Thanks for the tip, mp. I agree that instruemnts don’t come through. I enjoyed your review, and would have commntented to that effect, except that the last time I tried to comment on your blog the comment went to moderation, never to be released.

marcelproust
13 years ago

Can’t work out why yr comment disappeared: all comments except the most spamiferous are gratefully received!

marcelproust
13 years ago

PS: Fiona’s Umbrae carae at about 24:30 of Act II compares very favourably with Roberta Invernizzi’s version. It’s a bit faster, but doesn’t feel rushed.

John Greenfield
John Greenfield
13 years ago

James

I am glad you liked it. You are correct that they used space extremely efficiently. Very clever production on a shoestring. One disappointment was the actual decapitation. Call me ghoulish, but I love my operatic decapitations, and felt a bit short-changed with this one. Nothing like Opera Australia’s production of Salome, for example! :)

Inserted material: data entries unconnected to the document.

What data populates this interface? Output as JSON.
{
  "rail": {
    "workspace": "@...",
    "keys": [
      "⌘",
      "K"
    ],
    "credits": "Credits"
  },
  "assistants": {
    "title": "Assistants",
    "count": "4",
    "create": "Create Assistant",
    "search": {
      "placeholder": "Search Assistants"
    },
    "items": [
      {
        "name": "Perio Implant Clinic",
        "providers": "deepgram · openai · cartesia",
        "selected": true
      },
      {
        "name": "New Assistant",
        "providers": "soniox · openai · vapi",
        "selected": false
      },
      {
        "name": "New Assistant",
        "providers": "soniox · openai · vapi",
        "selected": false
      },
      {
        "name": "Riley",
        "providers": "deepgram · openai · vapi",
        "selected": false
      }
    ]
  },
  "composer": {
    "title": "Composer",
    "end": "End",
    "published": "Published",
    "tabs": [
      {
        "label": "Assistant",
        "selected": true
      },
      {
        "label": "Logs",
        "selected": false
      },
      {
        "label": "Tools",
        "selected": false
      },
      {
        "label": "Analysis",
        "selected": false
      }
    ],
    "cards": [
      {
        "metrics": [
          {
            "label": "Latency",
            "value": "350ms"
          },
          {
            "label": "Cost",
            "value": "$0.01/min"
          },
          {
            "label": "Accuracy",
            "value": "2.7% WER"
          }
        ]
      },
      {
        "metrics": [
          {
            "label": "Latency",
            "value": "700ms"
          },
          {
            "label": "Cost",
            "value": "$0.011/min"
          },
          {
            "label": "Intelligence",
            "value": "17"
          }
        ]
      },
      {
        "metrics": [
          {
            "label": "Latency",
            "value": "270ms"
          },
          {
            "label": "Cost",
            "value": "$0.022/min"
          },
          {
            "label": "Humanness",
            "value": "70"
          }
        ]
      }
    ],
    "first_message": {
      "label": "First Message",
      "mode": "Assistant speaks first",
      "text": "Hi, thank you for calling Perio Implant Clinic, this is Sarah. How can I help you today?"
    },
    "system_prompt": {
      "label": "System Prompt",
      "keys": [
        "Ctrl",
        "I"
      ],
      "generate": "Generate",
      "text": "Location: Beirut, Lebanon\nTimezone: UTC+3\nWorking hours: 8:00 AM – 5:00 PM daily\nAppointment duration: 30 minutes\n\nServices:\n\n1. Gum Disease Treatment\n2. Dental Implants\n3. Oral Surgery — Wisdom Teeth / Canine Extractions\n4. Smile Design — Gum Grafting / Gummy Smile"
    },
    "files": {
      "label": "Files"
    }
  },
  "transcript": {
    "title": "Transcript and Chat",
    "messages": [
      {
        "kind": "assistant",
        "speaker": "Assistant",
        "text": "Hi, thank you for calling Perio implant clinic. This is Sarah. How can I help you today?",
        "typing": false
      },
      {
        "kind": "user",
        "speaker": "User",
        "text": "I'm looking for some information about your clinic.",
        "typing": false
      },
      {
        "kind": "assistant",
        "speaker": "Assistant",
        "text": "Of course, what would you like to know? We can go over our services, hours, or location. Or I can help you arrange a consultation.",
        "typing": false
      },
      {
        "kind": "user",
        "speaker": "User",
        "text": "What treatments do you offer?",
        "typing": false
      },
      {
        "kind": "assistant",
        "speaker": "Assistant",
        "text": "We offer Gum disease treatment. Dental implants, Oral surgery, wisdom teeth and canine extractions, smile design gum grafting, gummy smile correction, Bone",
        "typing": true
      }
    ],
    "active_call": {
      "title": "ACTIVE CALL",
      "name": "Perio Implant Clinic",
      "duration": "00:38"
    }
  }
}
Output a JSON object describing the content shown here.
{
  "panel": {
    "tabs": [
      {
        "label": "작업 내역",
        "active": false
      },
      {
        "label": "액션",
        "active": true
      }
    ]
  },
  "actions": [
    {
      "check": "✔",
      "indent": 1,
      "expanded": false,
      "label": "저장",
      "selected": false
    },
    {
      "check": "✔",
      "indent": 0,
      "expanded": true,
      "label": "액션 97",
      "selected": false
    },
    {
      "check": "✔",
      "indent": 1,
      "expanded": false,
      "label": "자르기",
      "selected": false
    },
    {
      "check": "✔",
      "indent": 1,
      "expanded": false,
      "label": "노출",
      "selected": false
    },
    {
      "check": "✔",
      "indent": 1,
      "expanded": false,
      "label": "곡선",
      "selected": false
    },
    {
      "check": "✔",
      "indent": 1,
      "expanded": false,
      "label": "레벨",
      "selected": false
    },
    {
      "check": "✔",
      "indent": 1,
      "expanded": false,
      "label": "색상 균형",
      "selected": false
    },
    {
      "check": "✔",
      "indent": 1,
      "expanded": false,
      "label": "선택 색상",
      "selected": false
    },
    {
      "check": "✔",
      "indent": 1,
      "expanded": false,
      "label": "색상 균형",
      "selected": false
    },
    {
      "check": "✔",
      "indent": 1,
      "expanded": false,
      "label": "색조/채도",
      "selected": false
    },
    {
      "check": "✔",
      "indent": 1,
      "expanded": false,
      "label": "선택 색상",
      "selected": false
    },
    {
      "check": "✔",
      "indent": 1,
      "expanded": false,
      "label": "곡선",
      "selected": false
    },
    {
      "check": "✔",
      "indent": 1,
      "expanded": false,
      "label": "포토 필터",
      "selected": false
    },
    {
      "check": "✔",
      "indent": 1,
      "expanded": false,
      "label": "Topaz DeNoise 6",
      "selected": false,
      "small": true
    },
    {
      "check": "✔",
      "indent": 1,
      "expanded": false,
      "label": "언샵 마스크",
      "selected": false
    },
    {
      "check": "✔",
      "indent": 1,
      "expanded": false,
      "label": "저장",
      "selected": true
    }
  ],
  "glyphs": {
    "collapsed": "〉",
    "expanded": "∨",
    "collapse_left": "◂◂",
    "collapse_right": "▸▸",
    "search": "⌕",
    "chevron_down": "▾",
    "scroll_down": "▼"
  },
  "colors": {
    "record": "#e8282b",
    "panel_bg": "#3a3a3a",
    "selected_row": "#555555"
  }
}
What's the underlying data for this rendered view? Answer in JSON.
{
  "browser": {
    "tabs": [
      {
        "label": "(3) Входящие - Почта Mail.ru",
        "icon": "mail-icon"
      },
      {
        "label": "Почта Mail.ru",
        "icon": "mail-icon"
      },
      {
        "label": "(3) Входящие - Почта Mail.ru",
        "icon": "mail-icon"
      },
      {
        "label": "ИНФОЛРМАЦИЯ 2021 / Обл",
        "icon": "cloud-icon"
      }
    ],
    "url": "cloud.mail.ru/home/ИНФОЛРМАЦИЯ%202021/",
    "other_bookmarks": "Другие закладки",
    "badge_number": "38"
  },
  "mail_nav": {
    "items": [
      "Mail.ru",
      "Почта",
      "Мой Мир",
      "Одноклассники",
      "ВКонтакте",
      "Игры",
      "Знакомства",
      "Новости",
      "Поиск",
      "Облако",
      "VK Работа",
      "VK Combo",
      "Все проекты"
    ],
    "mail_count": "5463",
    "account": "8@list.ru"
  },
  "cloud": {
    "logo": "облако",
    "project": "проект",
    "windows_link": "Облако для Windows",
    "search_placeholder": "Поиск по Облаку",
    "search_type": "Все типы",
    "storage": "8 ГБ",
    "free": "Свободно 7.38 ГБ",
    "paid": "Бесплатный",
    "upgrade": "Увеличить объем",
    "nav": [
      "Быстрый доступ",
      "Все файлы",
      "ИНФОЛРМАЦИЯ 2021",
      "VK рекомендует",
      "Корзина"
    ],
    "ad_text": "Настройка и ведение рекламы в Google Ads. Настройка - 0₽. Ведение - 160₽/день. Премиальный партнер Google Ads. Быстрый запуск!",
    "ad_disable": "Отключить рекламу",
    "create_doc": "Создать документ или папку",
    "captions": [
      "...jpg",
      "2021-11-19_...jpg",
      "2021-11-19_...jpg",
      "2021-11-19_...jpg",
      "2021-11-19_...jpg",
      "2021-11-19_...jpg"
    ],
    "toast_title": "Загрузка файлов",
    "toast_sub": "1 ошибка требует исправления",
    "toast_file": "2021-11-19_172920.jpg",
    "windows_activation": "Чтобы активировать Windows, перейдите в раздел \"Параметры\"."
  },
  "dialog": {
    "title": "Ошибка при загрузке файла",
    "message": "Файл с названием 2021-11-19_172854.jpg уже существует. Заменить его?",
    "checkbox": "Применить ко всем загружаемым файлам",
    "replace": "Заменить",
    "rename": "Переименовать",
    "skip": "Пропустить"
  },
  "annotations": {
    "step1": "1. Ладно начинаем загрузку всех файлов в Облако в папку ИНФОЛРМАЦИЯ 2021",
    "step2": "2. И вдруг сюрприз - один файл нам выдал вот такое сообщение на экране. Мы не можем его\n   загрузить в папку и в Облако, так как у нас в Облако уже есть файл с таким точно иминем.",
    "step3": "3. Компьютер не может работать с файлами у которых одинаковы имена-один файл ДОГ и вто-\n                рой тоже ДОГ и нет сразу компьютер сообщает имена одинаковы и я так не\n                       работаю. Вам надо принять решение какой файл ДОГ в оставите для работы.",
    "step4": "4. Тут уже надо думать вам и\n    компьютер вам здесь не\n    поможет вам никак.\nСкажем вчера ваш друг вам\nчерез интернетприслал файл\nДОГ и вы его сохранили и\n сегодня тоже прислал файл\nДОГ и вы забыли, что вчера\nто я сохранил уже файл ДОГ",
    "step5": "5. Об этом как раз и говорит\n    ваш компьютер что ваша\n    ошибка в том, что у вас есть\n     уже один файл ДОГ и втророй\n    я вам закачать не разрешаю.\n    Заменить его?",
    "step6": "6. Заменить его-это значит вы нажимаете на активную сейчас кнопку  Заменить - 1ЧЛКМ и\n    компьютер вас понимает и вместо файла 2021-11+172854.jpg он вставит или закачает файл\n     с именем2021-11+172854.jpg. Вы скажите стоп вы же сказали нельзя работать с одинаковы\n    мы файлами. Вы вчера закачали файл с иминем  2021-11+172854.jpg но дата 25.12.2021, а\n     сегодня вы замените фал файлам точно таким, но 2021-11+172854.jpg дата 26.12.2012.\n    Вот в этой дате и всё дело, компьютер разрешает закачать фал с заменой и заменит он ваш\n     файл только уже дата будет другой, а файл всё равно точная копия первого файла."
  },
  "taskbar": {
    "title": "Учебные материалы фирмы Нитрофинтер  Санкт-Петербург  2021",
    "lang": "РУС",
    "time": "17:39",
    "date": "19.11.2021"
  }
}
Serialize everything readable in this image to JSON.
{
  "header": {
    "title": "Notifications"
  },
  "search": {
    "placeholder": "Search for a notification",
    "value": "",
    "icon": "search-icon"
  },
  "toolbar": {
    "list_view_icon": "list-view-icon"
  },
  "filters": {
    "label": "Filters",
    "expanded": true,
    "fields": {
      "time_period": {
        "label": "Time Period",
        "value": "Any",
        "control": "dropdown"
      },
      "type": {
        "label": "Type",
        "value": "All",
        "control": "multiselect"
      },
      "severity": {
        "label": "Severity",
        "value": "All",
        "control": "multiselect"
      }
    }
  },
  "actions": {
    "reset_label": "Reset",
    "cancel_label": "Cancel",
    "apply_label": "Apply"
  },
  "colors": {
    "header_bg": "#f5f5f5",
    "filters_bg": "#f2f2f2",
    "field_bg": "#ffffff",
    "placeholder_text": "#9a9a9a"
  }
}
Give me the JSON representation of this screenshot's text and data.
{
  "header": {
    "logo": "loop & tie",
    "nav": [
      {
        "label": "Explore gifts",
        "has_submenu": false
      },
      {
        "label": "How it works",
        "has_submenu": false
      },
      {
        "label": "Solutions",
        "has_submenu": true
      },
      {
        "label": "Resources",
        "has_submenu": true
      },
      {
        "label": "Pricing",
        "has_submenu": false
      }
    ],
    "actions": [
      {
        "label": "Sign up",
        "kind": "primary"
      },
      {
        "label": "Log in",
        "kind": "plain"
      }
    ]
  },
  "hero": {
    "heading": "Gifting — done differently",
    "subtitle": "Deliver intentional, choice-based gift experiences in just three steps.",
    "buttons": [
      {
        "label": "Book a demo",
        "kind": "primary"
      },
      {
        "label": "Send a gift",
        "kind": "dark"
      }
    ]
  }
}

But I do disagree with you on “the inescapable parallels between ancient and present Middle Eastern politics.” I found the dressing of Holofornes’ soldiers all in black, complete with tea-cosie’s on their heads very distracting. On the hand hand, they looked like bouncers outside Oxford Street bars. OTOH, they looked like PLO gunman assassinating Israeli athletes at the Munich Olympics. If this was the aim to try and draw some historical parallels, it was way out of step with the actual story, which is basically about the heroine as conniving, ruthless, and sexy little minx! :)

To suggest a parallel between the truly abominable imperial policies of the Assyrians and the brave dissent by subject peoples to the west – in this case Judah – to the modern middle east, is historically-inaccurate. Recall that Vivaldi wrote this following the first successful European repulsion of the ever-westward expansionism of the Ottoman Muslims by Venice at the beginning of the 18th century. This is extremely important to maintain as far too many westerners today have been brainwashed into thinking that in historical tensions between Europe and the Msulim world, it is the Europeans who have been the “baddy” imperialists, when the opposite is the case.

James Farrell
James Farrell
13 years ago

Ten-year-old Francis was pretty disappointed with the decapitation too. Not that he doesn’t appreciate the finer points of baroque orchestration, but he was looking forward to that particular bit.

It hadn’t occurred to me that the Assyrians stood for the Ottomans, though I’ve seen my share of anti-Turk fortresses. But it makes sense.